Getting motivated on this murky Monday morning is proving really hard. I’ve dug out my trusty  Success Principles book by Jack Canfield for inspiration. Putting the things I need to do today in order of urgency has helped me focus and it was good displacement activity, if nothing else! I’ve also swapped my usual grey hat and black jeans for a ridiculous red cap, mulberry shirt and scarlet baggies as a gesture - though what the cat and hens will think of it is anybody’s guess.

 Getting out of the office and writing in the greenhouse will give me a new perspective on things, though until the new heater arrives it’s hardly a tropical paradise. Despite that, the sight of all the plants waiting to burst into life makes me anticipate strawberries and cream, fresh figs and maybe even some bunches of grapes. There might be honey from our bees this year, too - I didn’t harvest any at all in 2012. The terrible weather put so much pressure on them I didn’t want to stress them any further.  Luckily we've still got a few jars of honey left from the 2011 harvest. Honey has a long life-span, but in the great tradition of positive thinking I'm planning for bumper crops of it, and everything else as well this year. 
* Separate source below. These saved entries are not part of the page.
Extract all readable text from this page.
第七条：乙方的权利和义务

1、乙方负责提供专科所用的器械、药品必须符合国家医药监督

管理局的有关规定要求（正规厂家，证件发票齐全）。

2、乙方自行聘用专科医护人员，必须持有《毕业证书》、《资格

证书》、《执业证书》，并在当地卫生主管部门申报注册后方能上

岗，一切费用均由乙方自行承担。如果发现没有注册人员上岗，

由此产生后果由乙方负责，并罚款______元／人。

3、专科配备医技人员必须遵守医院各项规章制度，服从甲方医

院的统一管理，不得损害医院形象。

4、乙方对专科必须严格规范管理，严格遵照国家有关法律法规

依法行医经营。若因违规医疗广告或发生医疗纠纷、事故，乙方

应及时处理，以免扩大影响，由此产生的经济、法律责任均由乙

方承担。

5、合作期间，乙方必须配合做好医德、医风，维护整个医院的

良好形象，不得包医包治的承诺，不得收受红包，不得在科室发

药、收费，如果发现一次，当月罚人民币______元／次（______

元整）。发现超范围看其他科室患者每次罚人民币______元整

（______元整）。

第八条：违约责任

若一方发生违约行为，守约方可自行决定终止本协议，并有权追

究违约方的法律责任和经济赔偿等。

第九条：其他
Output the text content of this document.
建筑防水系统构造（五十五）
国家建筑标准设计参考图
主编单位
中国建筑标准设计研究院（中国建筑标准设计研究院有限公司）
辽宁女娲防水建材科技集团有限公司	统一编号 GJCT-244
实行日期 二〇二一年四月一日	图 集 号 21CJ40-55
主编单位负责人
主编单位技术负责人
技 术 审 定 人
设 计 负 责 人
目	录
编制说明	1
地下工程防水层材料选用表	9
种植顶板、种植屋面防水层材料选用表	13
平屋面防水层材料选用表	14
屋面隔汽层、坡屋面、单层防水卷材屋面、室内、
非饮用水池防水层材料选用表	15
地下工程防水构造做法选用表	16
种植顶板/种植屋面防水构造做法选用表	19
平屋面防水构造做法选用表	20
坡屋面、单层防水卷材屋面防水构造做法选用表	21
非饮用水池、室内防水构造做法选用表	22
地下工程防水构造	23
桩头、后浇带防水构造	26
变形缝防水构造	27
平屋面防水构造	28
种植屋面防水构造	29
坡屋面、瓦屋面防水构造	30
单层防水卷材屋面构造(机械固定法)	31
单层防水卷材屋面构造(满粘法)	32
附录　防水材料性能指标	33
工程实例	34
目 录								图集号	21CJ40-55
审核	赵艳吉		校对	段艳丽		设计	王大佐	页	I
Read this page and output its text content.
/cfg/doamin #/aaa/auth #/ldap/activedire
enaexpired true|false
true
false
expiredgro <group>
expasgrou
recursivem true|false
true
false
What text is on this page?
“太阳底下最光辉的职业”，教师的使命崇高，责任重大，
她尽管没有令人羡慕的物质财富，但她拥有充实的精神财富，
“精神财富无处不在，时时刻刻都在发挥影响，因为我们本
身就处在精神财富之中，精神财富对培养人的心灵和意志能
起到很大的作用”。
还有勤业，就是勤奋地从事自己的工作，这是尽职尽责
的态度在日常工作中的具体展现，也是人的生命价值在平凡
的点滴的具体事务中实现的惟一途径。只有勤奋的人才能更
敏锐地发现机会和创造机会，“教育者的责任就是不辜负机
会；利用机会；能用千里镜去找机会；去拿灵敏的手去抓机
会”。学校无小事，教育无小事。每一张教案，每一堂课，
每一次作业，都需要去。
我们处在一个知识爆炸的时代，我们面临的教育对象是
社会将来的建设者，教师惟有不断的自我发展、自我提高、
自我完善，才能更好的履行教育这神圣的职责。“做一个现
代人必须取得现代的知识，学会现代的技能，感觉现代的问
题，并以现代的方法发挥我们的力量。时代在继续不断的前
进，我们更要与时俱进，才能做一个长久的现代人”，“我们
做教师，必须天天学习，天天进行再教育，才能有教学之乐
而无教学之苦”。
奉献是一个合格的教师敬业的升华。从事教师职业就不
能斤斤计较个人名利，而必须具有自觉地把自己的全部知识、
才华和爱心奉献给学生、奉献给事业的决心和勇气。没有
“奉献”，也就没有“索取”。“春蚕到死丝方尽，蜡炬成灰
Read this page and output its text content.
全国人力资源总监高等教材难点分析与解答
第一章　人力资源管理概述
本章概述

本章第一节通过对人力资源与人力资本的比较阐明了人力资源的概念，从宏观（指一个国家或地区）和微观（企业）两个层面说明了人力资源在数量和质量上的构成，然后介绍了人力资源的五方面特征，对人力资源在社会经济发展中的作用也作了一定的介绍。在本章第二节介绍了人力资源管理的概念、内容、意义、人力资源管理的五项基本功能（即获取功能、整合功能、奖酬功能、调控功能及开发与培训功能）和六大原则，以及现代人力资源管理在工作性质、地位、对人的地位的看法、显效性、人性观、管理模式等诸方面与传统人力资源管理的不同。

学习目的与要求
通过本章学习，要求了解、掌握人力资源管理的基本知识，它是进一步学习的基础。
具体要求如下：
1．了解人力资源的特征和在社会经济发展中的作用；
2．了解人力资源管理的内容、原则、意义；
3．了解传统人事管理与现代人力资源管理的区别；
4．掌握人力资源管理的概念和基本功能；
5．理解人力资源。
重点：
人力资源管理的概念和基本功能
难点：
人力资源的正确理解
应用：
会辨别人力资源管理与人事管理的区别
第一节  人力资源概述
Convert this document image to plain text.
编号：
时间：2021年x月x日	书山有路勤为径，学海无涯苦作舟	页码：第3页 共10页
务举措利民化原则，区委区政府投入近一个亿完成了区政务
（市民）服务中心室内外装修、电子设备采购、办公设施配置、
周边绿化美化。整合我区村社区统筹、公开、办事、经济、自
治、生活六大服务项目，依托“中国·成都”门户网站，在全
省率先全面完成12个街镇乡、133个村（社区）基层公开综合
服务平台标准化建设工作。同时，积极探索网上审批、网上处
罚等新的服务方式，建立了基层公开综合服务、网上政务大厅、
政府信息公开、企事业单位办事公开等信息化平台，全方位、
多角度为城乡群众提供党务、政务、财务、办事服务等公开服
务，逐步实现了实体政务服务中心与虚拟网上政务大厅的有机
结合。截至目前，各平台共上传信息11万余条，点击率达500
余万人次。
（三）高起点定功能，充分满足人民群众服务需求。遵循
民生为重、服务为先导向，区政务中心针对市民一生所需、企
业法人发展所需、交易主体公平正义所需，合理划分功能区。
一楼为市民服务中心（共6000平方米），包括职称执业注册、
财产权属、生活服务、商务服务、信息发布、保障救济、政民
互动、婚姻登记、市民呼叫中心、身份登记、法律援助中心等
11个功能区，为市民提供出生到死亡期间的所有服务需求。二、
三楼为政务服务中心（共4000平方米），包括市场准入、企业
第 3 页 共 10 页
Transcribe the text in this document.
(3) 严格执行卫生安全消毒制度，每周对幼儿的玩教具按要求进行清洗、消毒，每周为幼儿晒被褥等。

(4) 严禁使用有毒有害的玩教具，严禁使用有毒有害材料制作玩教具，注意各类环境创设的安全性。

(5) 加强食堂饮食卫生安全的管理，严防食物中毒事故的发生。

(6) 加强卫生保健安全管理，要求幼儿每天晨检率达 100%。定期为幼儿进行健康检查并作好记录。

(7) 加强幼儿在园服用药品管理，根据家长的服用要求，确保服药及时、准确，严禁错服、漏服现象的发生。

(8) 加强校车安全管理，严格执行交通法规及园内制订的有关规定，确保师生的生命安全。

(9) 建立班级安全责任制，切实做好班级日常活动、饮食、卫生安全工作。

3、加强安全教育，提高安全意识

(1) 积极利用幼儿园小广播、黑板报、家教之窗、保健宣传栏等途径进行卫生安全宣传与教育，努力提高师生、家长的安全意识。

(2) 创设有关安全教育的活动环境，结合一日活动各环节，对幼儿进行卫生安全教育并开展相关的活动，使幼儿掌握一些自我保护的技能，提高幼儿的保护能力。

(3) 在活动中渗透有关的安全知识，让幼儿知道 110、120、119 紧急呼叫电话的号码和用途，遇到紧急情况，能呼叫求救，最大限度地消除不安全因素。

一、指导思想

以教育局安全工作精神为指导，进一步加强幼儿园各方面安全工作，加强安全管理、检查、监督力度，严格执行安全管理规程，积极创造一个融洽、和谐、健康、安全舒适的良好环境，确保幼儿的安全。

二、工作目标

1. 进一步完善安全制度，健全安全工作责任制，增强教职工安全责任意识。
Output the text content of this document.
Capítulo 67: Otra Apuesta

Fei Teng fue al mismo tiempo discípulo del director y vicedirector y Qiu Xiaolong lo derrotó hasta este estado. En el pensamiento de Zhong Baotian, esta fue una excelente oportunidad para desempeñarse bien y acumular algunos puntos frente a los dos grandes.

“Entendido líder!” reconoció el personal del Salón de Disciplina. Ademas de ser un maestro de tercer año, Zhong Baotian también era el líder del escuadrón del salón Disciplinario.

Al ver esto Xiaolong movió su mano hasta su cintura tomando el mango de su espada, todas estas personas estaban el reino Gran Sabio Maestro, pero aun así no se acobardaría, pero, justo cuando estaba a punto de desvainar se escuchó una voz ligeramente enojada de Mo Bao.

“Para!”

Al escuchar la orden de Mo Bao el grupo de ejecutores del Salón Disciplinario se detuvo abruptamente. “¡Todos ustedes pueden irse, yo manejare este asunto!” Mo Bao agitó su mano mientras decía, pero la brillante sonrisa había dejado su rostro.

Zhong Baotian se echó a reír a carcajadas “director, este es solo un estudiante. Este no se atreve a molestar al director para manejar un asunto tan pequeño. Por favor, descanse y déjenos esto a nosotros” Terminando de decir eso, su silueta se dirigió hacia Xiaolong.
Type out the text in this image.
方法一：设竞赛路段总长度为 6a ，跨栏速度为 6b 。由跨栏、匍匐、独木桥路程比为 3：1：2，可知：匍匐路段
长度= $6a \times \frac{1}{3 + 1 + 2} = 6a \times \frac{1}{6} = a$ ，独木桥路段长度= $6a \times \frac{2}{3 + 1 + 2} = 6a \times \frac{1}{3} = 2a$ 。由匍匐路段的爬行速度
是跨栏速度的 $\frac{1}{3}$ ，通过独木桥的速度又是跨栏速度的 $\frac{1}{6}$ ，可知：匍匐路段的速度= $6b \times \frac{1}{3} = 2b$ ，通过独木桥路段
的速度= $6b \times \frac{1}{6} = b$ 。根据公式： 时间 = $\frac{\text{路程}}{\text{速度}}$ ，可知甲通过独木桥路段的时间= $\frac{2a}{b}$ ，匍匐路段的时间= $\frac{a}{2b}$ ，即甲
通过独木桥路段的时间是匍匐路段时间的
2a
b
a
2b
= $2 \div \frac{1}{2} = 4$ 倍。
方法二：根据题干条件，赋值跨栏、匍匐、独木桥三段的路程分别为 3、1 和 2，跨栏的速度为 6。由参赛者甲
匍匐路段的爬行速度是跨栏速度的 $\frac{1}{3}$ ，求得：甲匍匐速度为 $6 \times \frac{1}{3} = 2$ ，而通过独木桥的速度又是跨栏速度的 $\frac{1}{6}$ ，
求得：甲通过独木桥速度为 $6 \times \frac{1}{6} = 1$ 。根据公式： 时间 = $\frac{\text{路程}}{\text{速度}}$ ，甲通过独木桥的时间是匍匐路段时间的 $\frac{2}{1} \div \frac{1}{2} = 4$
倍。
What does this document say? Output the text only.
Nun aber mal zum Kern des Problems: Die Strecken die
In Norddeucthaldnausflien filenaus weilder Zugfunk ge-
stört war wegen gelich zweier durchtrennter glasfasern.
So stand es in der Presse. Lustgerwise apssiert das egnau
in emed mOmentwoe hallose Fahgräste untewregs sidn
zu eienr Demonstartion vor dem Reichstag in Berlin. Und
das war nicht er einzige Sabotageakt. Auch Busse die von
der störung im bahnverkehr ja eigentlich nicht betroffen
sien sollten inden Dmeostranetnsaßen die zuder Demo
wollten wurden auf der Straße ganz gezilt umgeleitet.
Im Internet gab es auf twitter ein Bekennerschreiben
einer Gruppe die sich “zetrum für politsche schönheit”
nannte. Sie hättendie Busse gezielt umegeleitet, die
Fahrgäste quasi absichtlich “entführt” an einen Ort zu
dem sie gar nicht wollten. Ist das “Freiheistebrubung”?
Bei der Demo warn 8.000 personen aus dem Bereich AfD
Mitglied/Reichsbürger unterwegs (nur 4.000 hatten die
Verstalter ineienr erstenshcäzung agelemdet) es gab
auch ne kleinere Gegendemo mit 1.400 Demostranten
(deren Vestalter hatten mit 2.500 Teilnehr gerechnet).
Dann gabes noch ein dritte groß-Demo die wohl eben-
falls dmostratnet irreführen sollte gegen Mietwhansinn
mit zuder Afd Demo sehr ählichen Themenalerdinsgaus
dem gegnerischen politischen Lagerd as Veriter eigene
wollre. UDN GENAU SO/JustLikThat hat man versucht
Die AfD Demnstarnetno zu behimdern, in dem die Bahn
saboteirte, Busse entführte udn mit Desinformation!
What's your favourite remedy for the mid-winter blues? I'd love to hear it - and there'll be a little prize  for a comment picked at random!

Thursday, 3 January 2013

A BELATED HAPPY NEW YEAR TO YOU ALL!

I've been away for a while, so I hope you all had a lovely Christmas, and managed a nice rest before starting the new year. Thanks for all your messages: I'm glad those of you who tried the Chocolate Mincemeat Cake enjoyed it (and no one seems to have tried before I'd corrected the "Micemeat" misprint!) For those of you who missed the recipe the first time around, here's a little something to keep you busy until my next post...


Care: this isn't gluten free, and you really need the dots to be white chocolate - I didn’t have any when I first tried this recipe out, and the ordinary milk-chocolate dots I used were virtually invisible in the finished cake.

CHOCOLATE MINCEMEAT CHRISTMAS CAKE

150g softened butter 
150g soft brown sugar
2 eggs, lightly beaten
185g  self-raising flour
40g cocoa powder
400g mincemeat (I used my own recipe of mixed dried fruits, plus grated apples and brandy)
80g each of sultanas and raisins
20g quartered glace cherries, washed & well dried.
50g blanched almonds, chopped
100g of white chocolate dots

METHOD: 

Pre heat oven to Gas Mark 3/Electric 160 deg. C, Fan 140 deg C.
Line a 20cm/8” tin with a couple of layers of greaseproof paper.
Place all ingredients in a large bowl and beat for 1- 2 minutes, until well mixed.
Spoon into the prepared tin and bake in the oven for between 90 minutes - 2 hours, or until a skewer inserted into the middle of the cake comes out clean.  You’ll probably need to cover the cake with tinfoil toward the end of the cooking time, to stop it browning too quickly.
Leave the cake to cool in its tin for a while before turning out onto a wire rack to cool completely.

This cake doesn't freeze and is unlikely to keep for as long as a traditional rich fruit cake, but this doesn’t matter as it vanishes in a very short time!